Neural Network Layer

Run the Neural Network Layer MicroSim Fullscreen

Edit the Neural Network Layer MicroSim with the p5.js editor

You can include this MicroSim on your website using the following iframe:

<iframe src="https://dmccreary.github.io/linear-algebra/sims/neural-network-layer/main.html" height="502px" scrolling="no"></iframe>

Description

This MicroSim visualizes how a fully connected neural network layer is implemented as matrix-vector multiplication. Each layer computes:

\[h = \sigma(Wx + b)\]

where:

x is the input vector (left neurons)
W is the weight matrix (connection lines)
b is the bias vector (optional, shown as nodes above outputs)
σ is the activation function (ReLU, sigmoid, tanh, or none)
h is the output vector (right neurons)

Key Features:

Visual Weights: Connection thickness shows weight magnitude; blue = positive, red = negative
Activation Functions: Compare ReLU, sigmoid, tanh, or linear (none)
Adjustable Architecture: Change the number of inputs and outputs
Bias Toggle: Show or hide bias terms
Random Initialization: Generate new weights or inputs

The Matrix View

The weight matrix W has dimensions (outputs × inputs). Each row of W corresponds to one output neuron and contains the weights for all connections to that neuron.

For 3 inputs and 2 outputs:

\[W = \begin{bmatrix} w_{11} & w_{12} & w_{13} \\ w_{21} & w_{22} & w_{23} \end{bmatrix}\]

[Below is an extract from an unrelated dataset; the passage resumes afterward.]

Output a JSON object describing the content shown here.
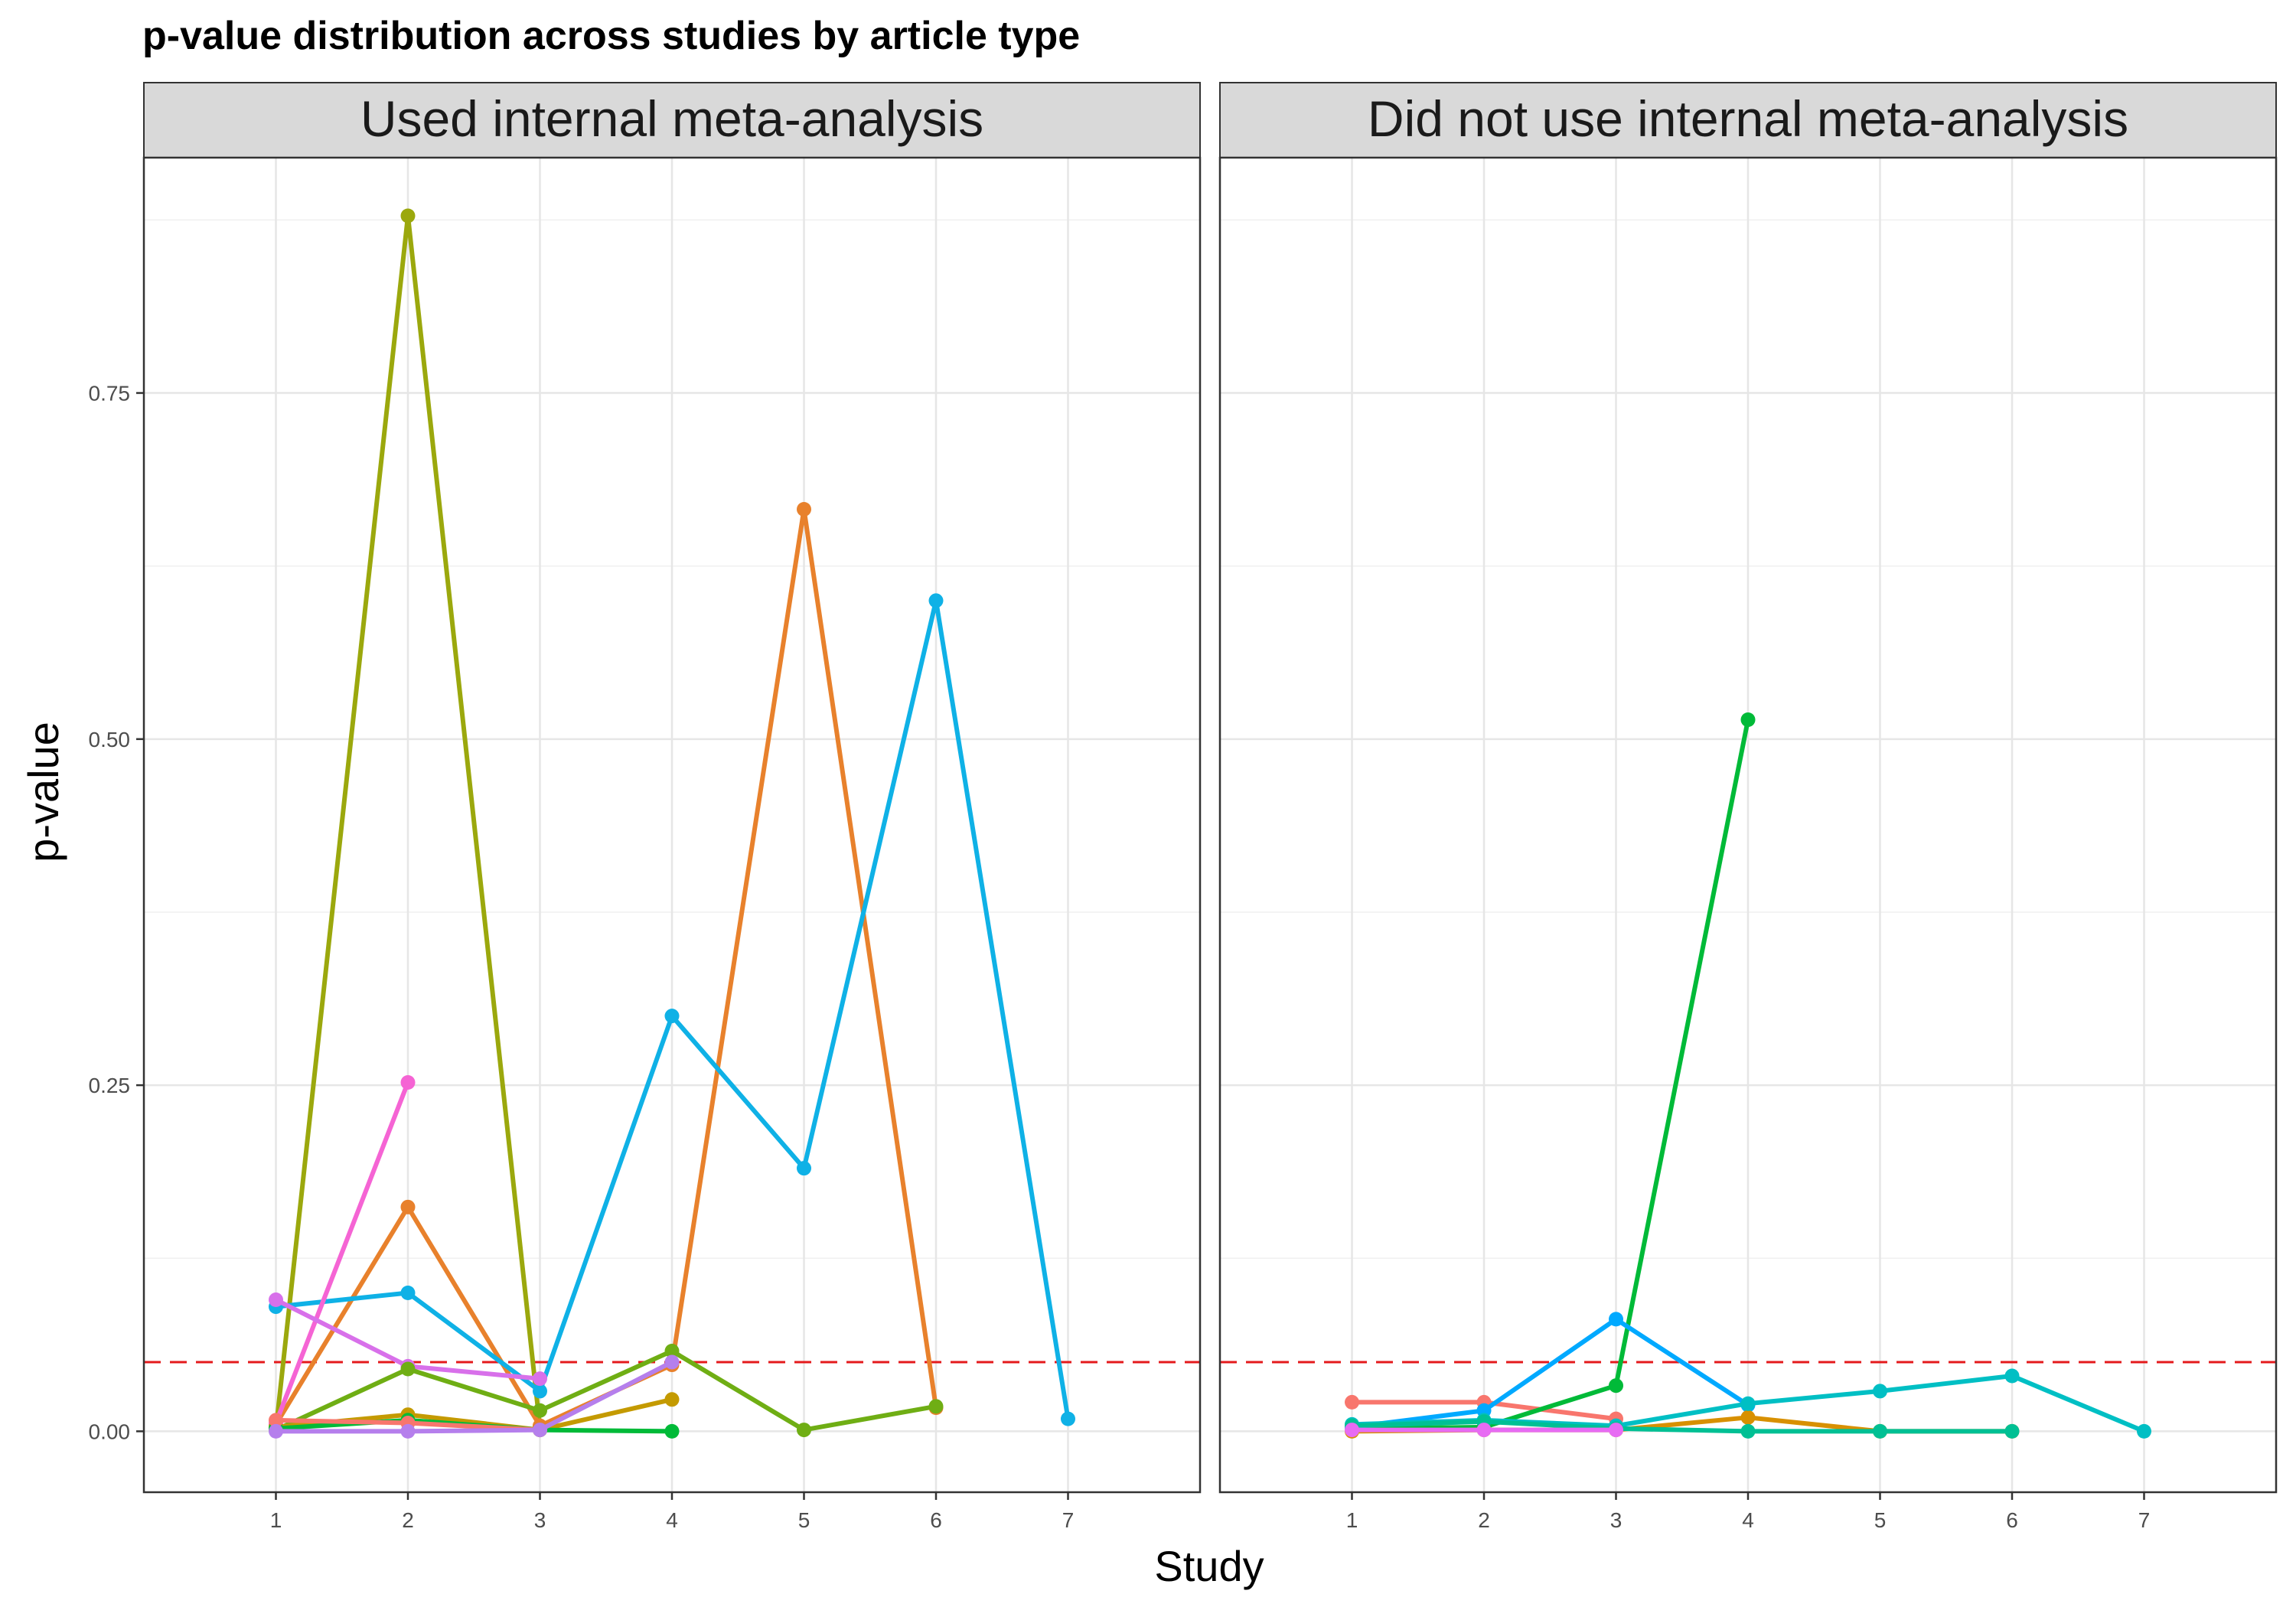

The output is computed as:

\[h_i = \sigma\left(\sum_{j=1}^{n} w_{ij} x_j + b_i\right)\]

Activation Functions

Function	Formula	Range	Properties
None	σ(z) = z	(-∞, ∞)	Linear, no nonlinearity
ReLU	σ(z) = max(0, z)	[0, ∞)	Sparse activation, fast
Sigmoid	σ(z) = 1/(1+e^(-z))	(0, 1)	Smooth, probability interpretation
Tanh	σ(z) = tanh(z)	(-1, 1)	Zero-centered, smooth

Lesson Plan

Learning Objectives

After using this MicroSim, students will be able to:

Explain how a neural network layer implements matrix-vector multiplication
Describe the role of weights, biases, and activation functions
Calculate the output of a simple layer by hand
Connect linear algebra concepts to deep learning

Guided Exploration (7-10 minutes)

Start Simple: Set inputs=2, outputs=2, activation=none, no bias
Observe Weights: Click "Random W" and watch connection changes
Add Nonlinearity: Switch to ReLU and note how negative pre-activations become 0
Enable Bias: Toggle bias on and observe the bias nodes appear

Key Discussion Points

Why do we need activation functions? (Without them, the whole network is just one big linear transformation)
What does a large positive weight vs large negative weight mean visually?
How many parameters (weights + biases) does this layer have?

Assessment Questions

For a layer with 4 inputs and 3 outputs, what are the dimensions of W?
If all weights are positive, can an output ever be negative (with ReLU)?
How many total parameters does a 10-input, 5-output layer have (with bias)?

References

Chapter 2: Matrices and Matrix Operations - Neural network layers as matrix operations
Deep Learning Book - Goodfellow, Bengio, and Courville